Hog futures slip as fund selling extends recent downtrend - CME
Cattle futures rebound on short-covering and technicals
Chicago Mercantile Exchange (CME) cattle futures advanced on Monday on technical buying and short-covering after two days of declines, and as futures were at a large discount to the most recent cash cattle trades, reported Reuters.
A drop in feed corn prices to multi-month lows and news that a New World screwworm case was found just 31 miles from the US border gave feeders an additional boost.
The US has been closed to Mexican cattle imports for months as cases of parasitic pests spread northward.

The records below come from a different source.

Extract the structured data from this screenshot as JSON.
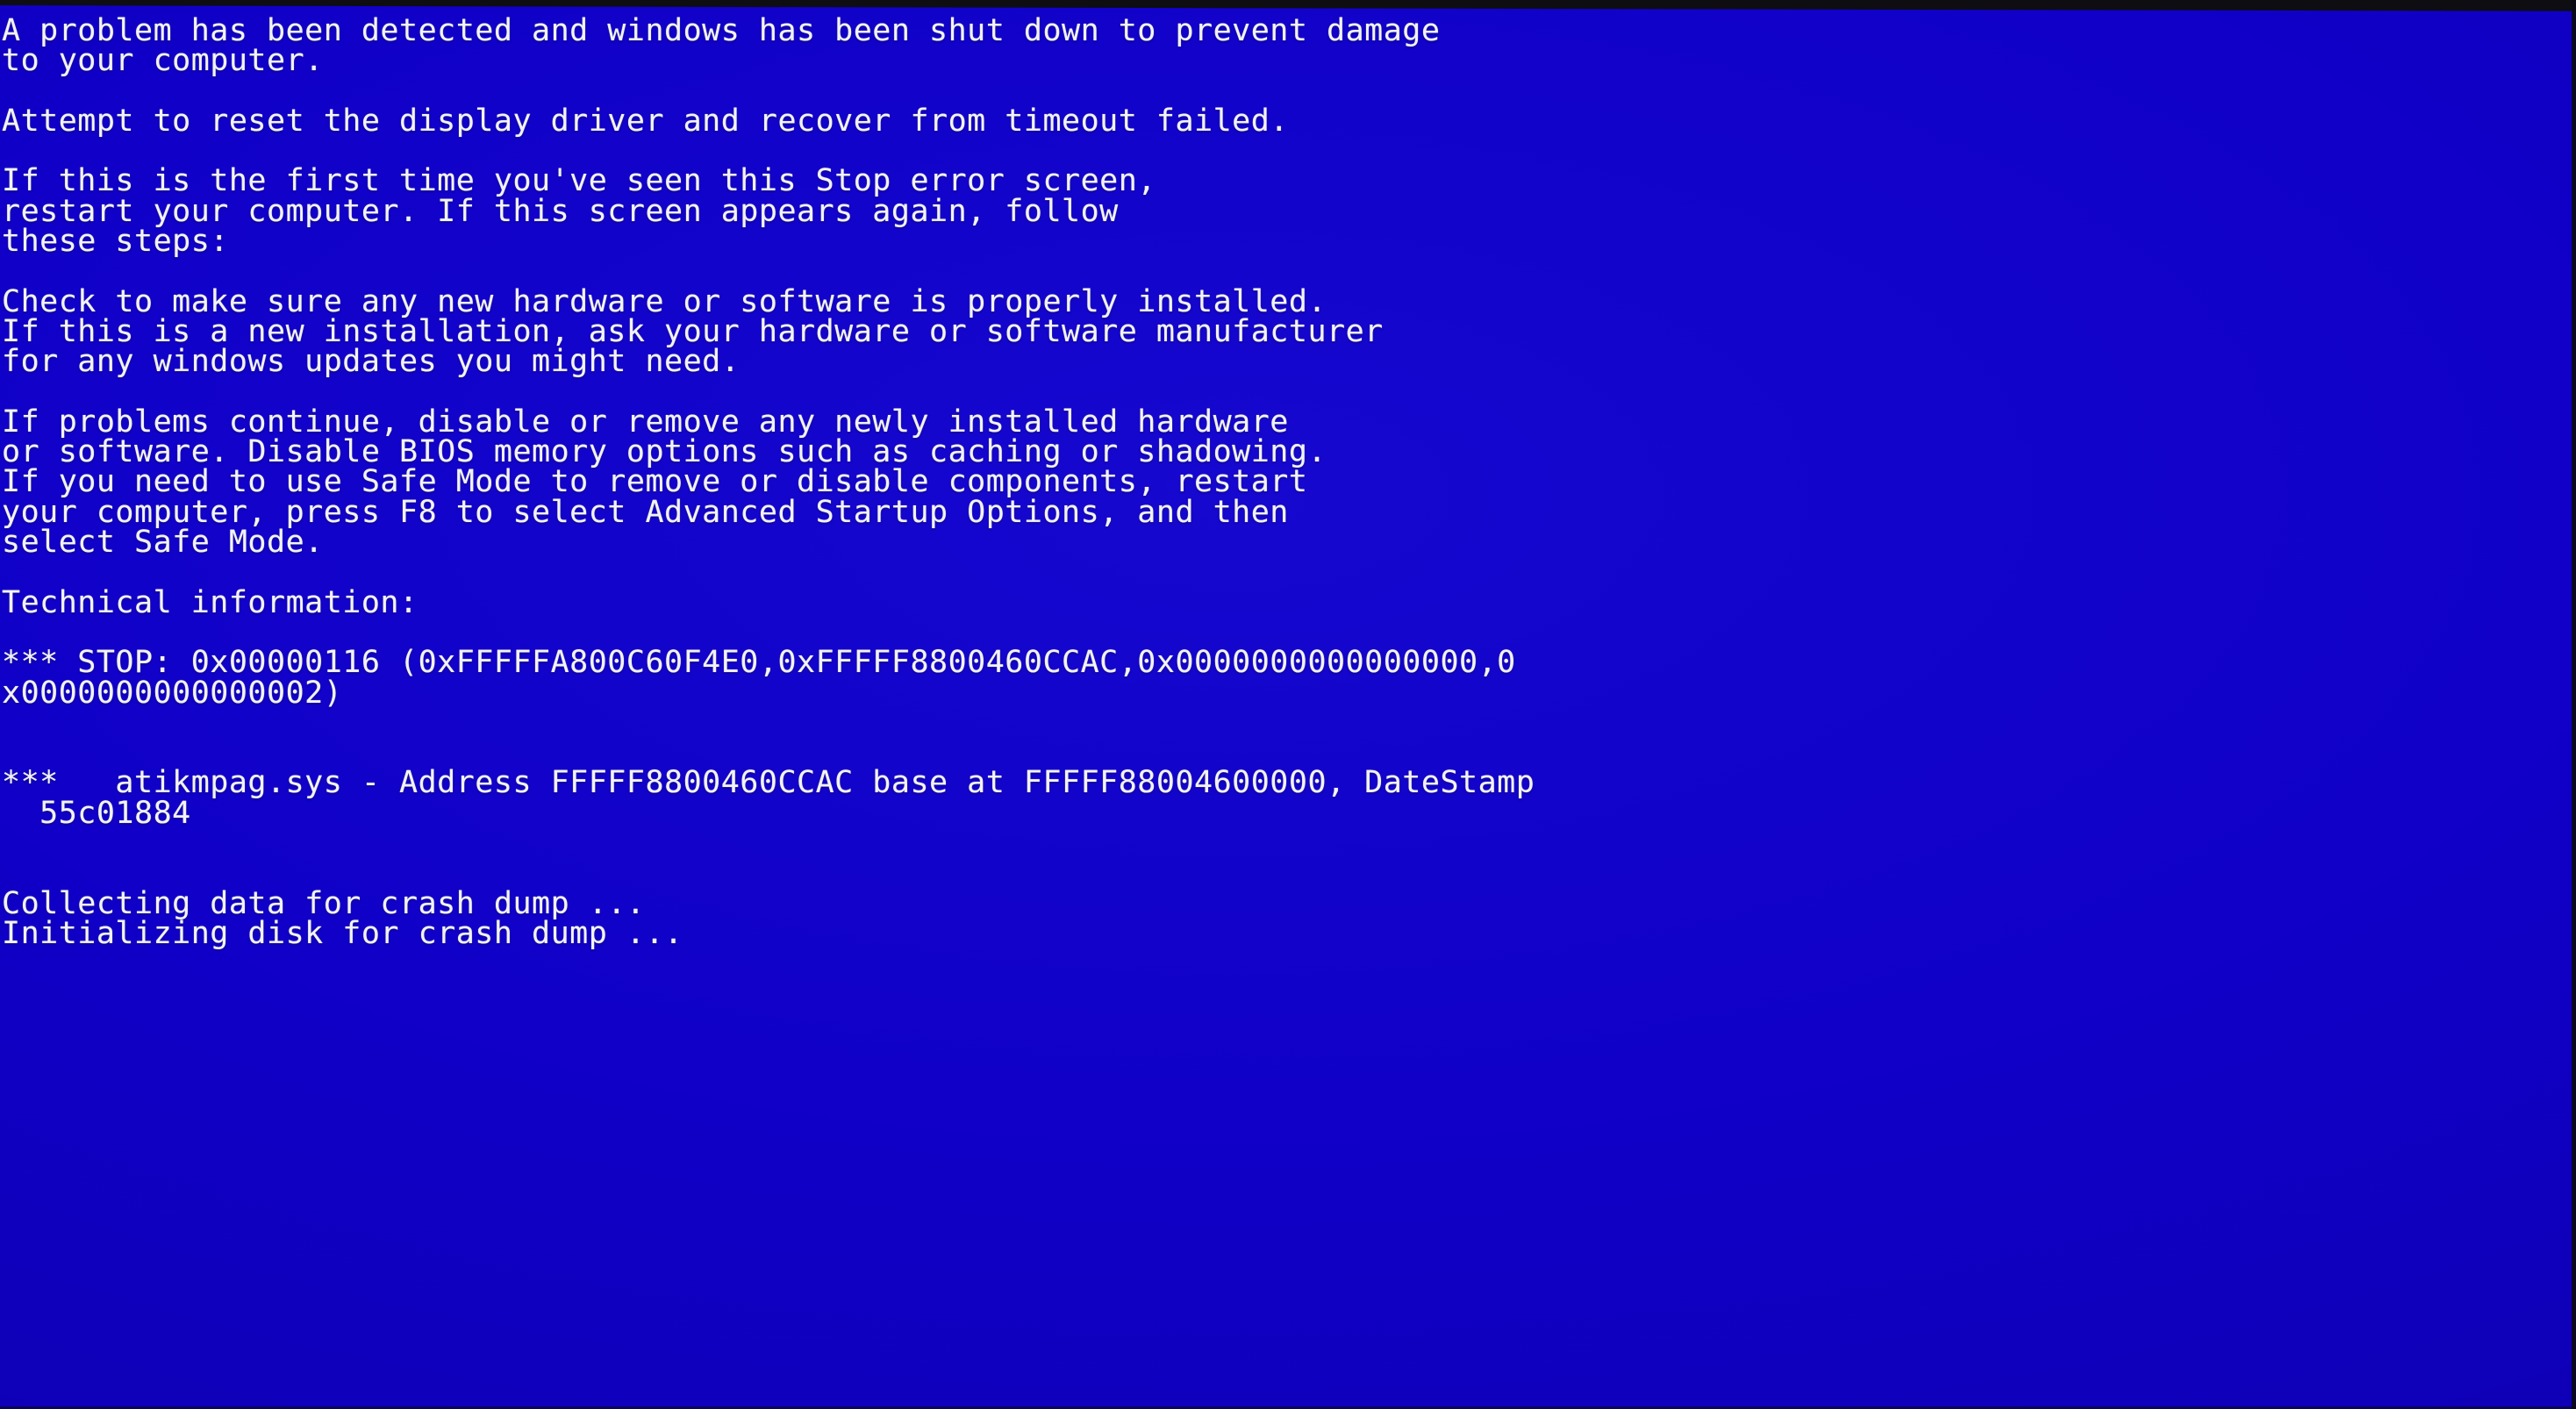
{
  "screen": {
    "kind": "windows-blue-screen-of-death",
    "background_color": "#1000c8",
    "text_color": "#f2f2f8",
    "bezel_color": "#0d0d12"
  },
  "bsod": {
    "intro": [
      "A problem has been detected and windows has been shut down to prevent damage",
      "to your computer."
    ],
    "cause": [
      "Attempt to reset the display driver and recover from timeout failed."
    ],
    "first_time": [
      "If this is the first time you've seen this Stop error screen,",
      "restart your computer. If this screen appears again, follow",
      "these steps:"
    ],
    "hardware_check": [
      "Check to make sure any new hardware or software is properly installed.",
      "If this is a new installation, ask your hardware or software manufacturer",
      "for any windows updates you might need."
    ],
    "troubleshoot": [
      "If problems continue, disable or remove any newly installed hardware",
      "or software. Disable BIOS memory options such as caching or shadowing.",
      "If you need to use Safe Mode to remove or disable components, restart",
      "your computer, press F8 to select Advanced Startup Options, and then",
      "select Safe Mode."
    ],
    "technical_heading": "Technical information:",
    "stop_lines": [
      "*** STOP: 0x00000116 (0xFFFFFA800C60F4E0,0xFFFFF8800460CCAC,0x0000000000000000,0",
      "x0000000000000002)"
    ],
    "driver_lines": [
      "***   atikmpag.sys - Address FFFFF8800460CCAC base at FFFFF88004600000, DateStamp",
      "  55c01884"
    ],
    "dump_lines": [
      "Collecting data for crash dump ...",
      "Initializing disk for crash dump ..."
    ],
    "stop_code": "0x00000116",
    "parameters": [
      "0xFFFFFA800C60F4E0",
      "0xFFFFF8800460CCAC",
      "0x0000000000000000",
      "0x0000000000000002"
    ],
    "driver_name": "atikmpag.sys",
    "driver_address": "FFFFF8800460CCAC",
    "driver_base": "FFFFF88004600000",
    "driver_datestamp": "55c01884"
  }
}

The latest case was the closest to the US border so far in the outbreak.
August live cattle gained 1.550 cents to settle at 240.600 cents per pound, while August feeders jumped 3.125 cents to finish at 351.550 cents per pound.
Beef demand has been resilient despite historically high prices. But rising gas prices and slumping consumer sentiment have stoked fears that US consumers will cut back on purchasing beef, typically the priciest protein on grocery store shelves.
The US Department of Agriculture on Monday quoted the choice boxed beef cutout at $392.83 per hundredweight, up $1.36, while select cuts dipped by 9 cents to $383.09 per hundredweight.
Lean hog futures ended mostly lower, continuing a recent down-trend propelled by fund selling.
The actively traded July hog contract was the only gainer on the day, finishing up 0.350 cent at 99.850 cents per pound.